Last week I was in Georgia garnering signatures for the Green Party there on primary day. I have done signature gathering for years, gaining over 1,000 signatures for Jill Stein in Illinois in 2012. Yes, primary days are good times to catch people. I certainly would have my people stand at polls to collect signatures for the next election cycle.
The Green Party supports the abolition of student debt. The Youth Caucus has recently endorsed the Million Student March. What sort of direct actions and demonstrations do you plan on participating in to make this issue visible?
I would love to see the end of student debt. That may be a bridge too far right now but, at a minimum, a plea for massive reductions in interest rates may make it through our entangled government. I would even favor the end of all interest. What the banks have made in overcharges so far justifies our ending this extortion. After that, some drawdown of debt may be possible. There is a sequence here, but I think the Green Party can master it. I’m certainly planning to be a part of the Million Student March.

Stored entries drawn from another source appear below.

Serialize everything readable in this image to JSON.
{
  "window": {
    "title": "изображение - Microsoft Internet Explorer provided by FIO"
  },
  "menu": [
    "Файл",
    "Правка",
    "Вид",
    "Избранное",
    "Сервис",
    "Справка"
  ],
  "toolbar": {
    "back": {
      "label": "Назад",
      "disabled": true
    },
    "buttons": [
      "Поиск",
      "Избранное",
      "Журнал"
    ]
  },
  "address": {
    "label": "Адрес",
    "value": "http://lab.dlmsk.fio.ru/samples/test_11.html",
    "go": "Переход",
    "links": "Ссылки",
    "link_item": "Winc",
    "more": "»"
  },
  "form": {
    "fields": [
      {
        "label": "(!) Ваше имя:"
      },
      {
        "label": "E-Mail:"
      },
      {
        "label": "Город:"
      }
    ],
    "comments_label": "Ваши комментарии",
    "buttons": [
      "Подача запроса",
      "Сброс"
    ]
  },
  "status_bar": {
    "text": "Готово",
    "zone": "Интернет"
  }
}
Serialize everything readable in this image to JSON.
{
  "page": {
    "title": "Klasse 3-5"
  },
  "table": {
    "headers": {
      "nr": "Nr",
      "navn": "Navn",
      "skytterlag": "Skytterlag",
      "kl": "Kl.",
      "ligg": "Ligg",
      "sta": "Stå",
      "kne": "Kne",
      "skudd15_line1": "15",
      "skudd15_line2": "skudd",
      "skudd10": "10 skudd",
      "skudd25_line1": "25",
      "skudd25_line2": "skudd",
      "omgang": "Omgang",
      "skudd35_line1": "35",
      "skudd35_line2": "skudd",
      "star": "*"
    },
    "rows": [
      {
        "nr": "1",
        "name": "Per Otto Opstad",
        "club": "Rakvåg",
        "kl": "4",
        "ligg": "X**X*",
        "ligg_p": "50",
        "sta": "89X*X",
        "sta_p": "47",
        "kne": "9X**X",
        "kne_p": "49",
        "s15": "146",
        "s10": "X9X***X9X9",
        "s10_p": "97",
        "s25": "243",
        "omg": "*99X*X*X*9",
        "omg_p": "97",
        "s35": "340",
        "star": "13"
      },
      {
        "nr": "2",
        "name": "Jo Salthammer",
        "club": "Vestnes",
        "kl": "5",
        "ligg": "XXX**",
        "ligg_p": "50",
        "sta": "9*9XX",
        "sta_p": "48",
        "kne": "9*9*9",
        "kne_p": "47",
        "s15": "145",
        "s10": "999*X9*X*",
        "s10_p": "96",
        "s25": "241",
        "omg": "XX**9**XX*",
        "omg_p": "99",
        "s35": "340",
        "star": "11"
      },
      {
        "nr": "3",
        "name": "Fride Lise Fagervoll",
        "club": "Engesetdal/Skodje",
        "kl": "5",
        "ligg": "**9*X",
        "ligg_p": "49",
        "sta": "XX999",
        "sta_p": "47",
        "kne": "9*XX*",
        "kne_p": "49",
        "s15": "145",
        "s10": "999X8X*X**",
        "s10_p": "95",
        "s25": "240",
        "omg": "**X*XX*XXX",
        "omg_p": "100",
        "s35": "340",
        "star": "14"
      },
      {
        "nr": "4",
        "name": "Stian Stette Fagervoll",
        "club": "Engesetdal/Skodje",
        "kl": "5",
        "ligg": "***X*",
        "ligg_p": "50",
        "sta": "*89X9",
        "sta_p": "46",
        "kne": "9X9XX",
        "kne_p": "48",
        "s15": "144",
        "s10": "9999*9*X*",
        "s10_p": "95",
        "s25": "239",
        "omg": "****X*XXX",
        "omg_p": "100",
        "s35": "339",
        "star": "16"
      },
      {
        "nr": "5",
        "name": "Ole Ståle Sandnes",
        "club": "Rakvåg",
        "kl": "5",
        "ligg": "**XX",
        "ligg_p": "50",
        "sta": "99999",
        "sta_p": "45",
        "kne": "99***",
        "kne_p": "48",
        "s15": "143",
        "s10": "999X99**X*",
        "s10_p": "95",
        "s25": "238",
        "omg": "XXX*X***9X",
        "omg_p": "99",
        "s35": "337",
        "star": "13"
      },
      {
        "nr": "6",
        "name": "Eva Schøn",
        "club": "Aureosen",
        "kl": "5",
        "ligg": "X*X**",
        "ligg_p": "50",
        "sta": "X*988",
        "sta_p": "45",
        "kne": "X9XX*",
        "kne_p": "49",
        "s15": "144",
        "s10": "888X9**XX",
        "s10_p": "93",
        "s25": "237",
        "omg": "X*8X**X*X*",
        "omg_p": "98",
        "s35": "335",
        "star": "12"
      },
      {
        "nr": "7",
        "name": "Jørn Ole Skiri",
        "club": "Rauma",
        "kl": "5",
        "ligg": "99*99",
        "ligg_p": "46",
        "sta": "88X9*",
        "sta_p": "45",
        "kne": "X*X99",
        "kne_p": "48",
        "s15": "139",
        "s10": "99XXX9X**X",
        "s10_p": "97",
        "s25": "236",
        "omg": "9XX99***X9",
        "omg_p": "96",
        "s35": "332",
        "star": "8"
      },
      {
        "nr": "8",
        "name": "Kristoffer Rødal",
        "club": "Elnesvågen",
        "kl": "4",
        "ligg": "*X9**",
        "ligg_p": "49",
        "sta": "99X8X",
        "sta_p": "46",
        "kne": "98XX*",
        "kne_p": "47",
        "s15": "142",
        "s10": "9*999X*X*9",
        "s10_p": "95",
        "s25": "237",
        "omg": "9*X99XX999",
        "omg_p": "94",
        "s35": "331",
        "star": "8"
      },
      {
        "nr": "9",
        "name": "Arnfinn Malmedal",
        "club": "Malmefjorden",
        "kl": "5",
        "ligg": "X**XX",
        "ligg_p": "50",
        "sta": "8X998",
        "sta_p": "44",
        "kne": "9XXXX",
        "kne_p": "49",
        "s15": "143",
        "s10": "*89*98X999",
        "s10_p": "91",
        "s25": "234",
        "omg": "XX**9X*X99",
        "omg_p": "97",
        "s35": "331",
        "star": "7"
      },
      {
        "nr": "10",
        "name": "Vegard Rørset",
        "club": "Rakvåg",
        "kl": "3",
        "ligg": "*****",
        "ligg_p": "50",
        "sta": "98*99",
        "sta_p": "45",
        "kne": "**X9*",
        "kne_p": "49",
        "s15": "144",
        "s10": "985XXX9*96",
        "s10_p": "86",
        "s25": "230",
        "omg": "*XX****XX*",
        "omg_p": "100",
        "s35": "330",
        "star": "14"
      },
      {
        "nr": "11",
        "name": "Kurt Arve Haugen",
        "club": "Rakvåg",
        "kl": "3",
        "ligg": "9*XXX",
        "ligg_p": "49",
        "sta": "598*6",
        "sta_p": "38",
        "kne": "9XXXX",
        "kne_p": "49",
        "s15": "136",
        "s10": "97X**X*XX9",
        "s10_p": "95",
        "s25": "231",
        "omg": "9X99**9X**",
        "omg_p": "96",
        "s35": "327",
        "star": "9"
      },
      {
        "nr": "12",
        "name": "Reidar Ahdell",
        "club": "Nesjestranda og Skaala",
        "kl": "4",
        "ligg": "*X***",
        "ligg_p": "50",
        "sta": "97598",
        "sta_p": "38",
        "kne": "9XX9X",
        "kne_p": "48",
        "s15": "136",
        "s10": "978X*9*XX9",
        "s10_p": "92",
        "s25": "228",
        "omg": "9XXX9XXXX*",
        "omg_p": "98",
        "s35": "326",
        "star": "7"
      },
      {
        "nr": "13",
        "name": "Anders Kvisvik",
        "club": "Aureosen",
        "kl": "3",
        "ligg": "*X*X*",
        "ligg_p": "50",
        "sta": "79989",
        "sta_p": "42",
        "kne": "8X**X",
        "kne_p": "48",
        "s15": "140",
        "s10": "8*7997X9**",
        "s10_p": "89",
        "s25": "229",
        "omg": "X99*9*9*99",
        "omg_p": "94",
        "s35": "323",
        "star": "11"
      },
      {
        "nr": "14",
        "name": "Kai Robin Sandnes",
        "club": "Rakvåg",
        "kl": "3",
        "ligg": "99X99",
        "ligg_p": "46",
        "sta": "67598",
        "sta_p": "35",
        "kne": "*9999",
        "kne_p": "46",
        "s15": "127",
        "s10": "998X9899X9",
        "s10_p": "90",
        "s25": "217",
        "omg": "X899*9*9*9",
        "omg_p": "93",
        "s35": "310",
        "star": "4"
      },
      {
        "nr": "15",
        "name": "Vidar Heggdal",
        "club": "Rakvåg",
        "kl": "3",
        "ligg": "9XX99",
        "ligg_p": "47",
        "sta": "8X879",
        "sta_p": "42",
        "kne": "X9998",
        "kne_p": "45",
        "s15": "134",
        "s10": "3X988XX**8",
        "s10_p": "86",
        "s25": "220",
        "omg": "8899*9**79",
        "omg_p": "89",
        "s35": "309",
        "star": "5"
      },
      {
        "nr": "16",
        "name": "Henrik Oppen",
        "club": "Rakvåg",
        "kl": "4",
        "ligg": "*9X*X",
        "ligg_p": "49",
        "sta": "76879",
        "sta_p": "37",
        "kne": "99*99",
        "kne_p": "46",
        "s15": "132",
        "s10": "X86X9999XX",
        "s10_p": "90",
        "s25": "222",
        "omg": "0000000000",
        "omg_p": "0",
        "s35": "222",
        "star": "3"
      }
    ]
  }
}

In what other ways would you expand the rights and well-being of youth?
As a professor, at a public university, I was an eye witness to a shameful alteration of funding formulas for students over the years. When I first began teaching, over fifty years ago, tuitions at public institutions were very low. Taxes paid most of the freight. Each year I noticed a decline in public support and an increase in tuitions. Look at UVA, for example, which still calls itself a public school but which charges an outrageous tuition while the State of Virginia contributes little. This process must be reversed. As the European countries understand, education is an investment in the future. As for other issues, the youth of the next generation must fight public ignorance more than anything else. To vigorously respond to “news” outlets like Fox, or to vigorously respond to anti-vaxxers who kill their own children, or to vigorously respond to huge corporate combinations in the energy, food, pharmaceutical, insurance, banking, and so many other industries, is imperative. We suffer from private sector tyranny. The tyranny of the “hard bargain” contract. Go back to the beginning in your arguments. Quote progressives like Herbert Croly who said (in 1907) that we needed “Jeffersonian goals by Hamiltonian means.” It is legitimate to quote conservatives, Hamilton in Federalist # 80 citing the common law “hard bargain” as an injustice. We now live with billions of hard bargains, in salaries, prices, and loans, for example, every day. One party clearly dominates the negotiation.
Any additional thoughts?
I wish you all well. It is a cliché to say that the future is yours, but it is. My only advice is to concentrate not only on the substantive problems you will face. Reach back into the regress. Look for first causes. Reconstruct the very terms of the argument and then reconstruct the institutions that should deliver justice but so often have not. Stay as mentally supple as you can for as long as you can.
Thank you for the opportunity to share some thinking with you. Let me say that I fully support Jill Stein as our nominee. But my contributions on the necessary nature of twenty-first century ideology and constitutional reform (I have submitted two constitutional amendments to the Platform Committee) do not conflict with Jill. I have asked states and caucuses to consider giving my candidacy one delegate at the Houston convention. Some have already agreed. Please consider this.